I haven’t tested the podcast feature because I’m not a big podcast guy, but I see the app allows you to remember exactly where you left off, add bookmarks and even preview bookmarks in podcasts before you save them. Sounds nice. I’ve been testing the app as an alternative to iPod.app for a day though, and it works really well. Basically, OnCue mimics the appearance of the iPod application, only it adds a few shortcuts to build a queue of songs you can manage, edit and access at any time. While I don’t get the color labeling options (you can assign a color to a song), I definitely appreciate the fact that with a few taps you can create a queue that, by the way, can be cleared at any time. You can even “save” a queue for future usage and scrobble everything to Last.fm.

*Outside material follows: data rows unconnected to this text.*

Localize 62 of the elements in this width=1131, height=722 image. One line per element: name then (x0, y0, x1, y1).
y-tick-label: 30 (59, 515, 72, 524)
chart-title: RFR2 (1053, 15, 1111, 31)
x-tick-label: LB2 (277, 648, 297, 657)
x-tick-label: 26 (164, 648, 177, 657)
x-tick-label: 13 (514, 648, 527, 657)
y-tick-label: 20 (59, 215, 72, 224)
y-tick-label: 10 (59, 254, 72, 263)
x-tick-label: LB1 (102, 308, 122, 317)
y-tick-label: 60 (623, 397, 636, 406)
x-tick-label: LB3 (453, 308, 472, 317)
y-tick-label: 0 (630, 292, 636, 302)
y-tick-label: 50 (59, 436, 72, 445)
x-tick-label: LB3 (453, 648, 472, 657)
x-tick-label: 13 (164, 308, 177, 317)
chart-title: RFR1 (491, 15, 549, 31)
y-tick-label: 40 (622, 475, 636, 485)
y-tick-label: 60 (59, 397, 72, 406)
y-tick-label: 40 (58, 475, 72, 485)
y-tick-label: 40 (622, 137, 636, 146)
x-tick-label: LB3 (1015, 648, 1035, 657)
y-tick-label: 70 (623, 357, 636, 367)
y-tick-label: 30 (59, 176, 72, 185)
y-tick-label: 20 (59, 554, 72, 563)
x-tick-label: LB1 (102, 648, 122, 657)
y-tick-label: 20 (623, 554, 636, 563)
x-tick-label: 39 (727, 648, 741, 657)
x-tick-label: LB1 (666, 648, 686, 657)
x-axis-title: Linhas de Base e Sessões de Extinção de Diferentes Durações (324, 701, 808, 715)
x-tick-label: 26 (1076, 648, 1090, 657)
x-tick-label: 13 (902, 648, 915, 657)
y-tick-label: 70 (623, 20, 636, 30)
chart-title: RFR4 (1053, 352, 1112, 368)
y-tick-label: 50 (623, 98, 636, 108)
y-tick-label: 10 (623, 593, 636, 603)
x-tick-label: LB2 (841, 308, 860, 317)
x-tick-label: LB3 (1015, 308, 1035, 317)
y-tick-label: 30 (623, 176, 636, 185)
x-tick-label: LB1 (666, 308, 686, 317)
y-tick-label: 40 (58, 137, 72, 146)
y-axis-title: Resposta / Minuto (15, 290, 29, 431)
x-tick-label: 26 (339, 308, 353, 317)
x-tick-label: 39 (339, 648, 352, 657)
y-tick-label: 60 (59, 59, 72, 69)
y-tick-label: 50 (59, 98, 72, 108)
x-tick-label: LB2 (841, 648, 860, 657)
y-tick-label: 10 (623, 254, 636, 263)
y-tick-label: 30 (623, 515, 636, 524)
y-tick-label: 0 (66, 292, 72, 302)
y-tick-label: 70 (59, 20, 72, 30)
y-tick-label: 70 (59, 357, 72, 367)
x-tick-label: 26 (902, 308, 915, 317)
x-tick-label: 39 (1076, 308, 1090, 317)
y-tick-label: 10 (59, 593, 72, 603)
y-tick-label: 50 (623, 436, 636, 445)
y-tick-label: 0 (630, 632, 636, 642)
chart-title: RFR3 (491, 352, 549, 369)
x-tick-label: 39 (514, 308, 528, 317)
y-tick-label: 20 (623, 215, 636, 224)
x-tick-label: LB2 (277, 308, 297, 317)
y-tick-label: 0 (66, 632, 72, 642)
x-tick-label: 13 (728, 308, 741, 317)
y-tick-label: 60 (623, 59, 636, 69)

To add songs to the queue, head over the Artists or Songs tabs and start tapping on the button next to each song. The button can be customized to become a “remove from queue one” or “send to the end of queue”. By default, it’s a CueNext button. Once the queue is built, you can out the iPhone away and just listen; alternatively, you can open the Queue tab and re-arrange songs to your liking by dragging them, or swiping on them to bring up a Tweetie-like menu. One feature I love about this app: if you hold the iPhone in landscape mode, it brings up a custom Cover Flow view that displays albums, Now Playing info and the actual queue as a transparent overlay.
Overall, OnCue provides an interesting, useful alternative to the iPod app if you’ve been looking for this very specific functionality to land on iOS. If you want to create music queues on the iPhone, this is the app to buy. No excuses.